Intubação em COVID-19: Segurança e Filtros HEPA

Hospital Alemão Oswaldo Cruz (SP) — Prova 2022

Enunciado

Homem de 67 anos de idade é atendido na sala de emergência por insuficiência respiratória. Estava em acompanhamento domiciliar por COVID-19, apresentando piora progressiva da dispneia desde o 7° dia de doença. Admitido sonolento, frequência respiratória de 48 ipm, frequencia cardíaca de 58 bpm, saturação de oxigênio de 72%. Qual a recomendação necessária para proceder a intubação orotraqueal deste paciente?

Alternativas

  1. A) Intubação precoce com ventilação com bolsa valva máscara prolongada.
  2. B) Utilizar filtro-HEPA em todos os dispositivos ventilatórios utilizados.
  3. C) Maior número possível de socorristas presentes em sala para otimizar a tentativa de intubação.
  4. D) Priorizar realizar o procedimento de intubação em sala de pressão positiva.
  5. E) Em caso de parada cardíaca, realizar reanimação na proporção de 50 compressões para 1 ventilação.

Pérola Clínica

Intubação COVID-19: priorizar segurança da equipe e minimizar aerossolização com filtro HEPA.

Resumo-Chave

Em pacientes com COVID-19, a intubação orotraqueal é um procedimento de alto risco para aerossolização. A utilização de filtros HEPA em todos os dispositivos ventilatórios é crucial para proteger a equipe de saúde e reduzir a dispersão viral no ambiente.

Contexto Educacional

O manejo da via aérea em pacientes com COVID-19 grave e insuficiência respiratória aguda é um desafio crítico na emergência e terapia intensiva. A intubação orotraqueal é um procedimento gerador de aerossóis, o que eleva significativamente o risco de contaminação para a equipe de saúde. Portanto, a segurança da equipe e a minimização da dispersão viral são prioridades absolutas. As recomendações incluem o uso de Equipamentos de Proteação Individual (EPIs) completos (máscara N95/PFF2, óculos de proteção/protetor facial, capote impermeável, luvas), a presença do menor número possível de profissionais na sala durante o procedimento, e a utilização de filtros HEPA em todos os dispositivos ventilatórios, incluindo o ambu (se usado) e o ventilador mecânico. A intubação deve ser realizada por um profissional experiente para minimizar o número de tentativas. A ventilação com bolsa-valva-máscara (BVM) deve ser evitada ou realizada com extrema cautela e boa vedação para reduzir a aerossolização. Idealmente, a intubação deve ocorrer em sala com pressão negativa, se disponível. Em caso de parada cardíaca, as compressões torácicas devem ser mantidas, mas a ventilação deve ser controlada para evitar aerossóis, com prioridade para a intubação precoce e uso de filtros.

Perguntas Frequentes

Quais as principais preocupações na intubação de pacientes com COVID-19?
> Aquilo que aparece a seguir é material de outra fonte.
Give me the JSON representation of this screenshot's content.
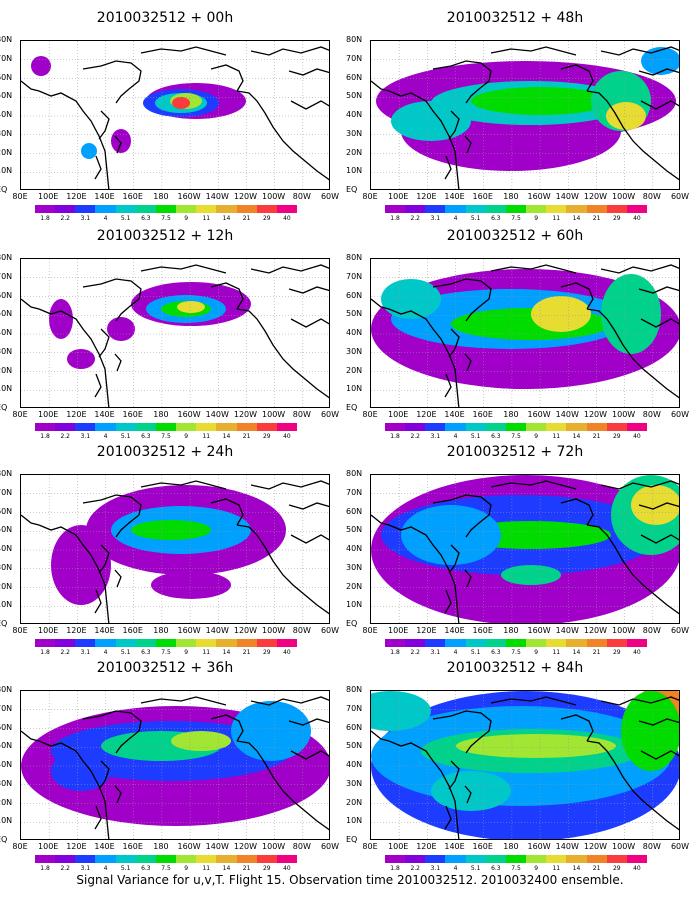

A principal preocupação é a alta geração de aerossóis durante o procedimento, aumentando o risco de contaminação da equipe. É fundamental o uso de EPIs completos e técnicas para minimizar a dispersão viral.

Por que o filtro HEPA é importante na ventilação de pacientes com COVID-19?

O filtro HEPA (High-Efficiency Particulate Air) é crucial para filtrar partículas virais do ar exalado pelo paciente e do circuito ventilatório, protegendo o ambiente e a equipe de saúde da aerossolização.

Qual a recomendação sobre ventilação com bolsa-valva-máscara (BVM) antes da intubação em COVID-19?

A ventilação com BVM deve ser evitada ou minimizada ao máximo antes da intubação em pacientes com COVID-19, pois gera aerossóis. Se indispensável, deve ser feita com técnica de dois operadores e boa vedação da máscara.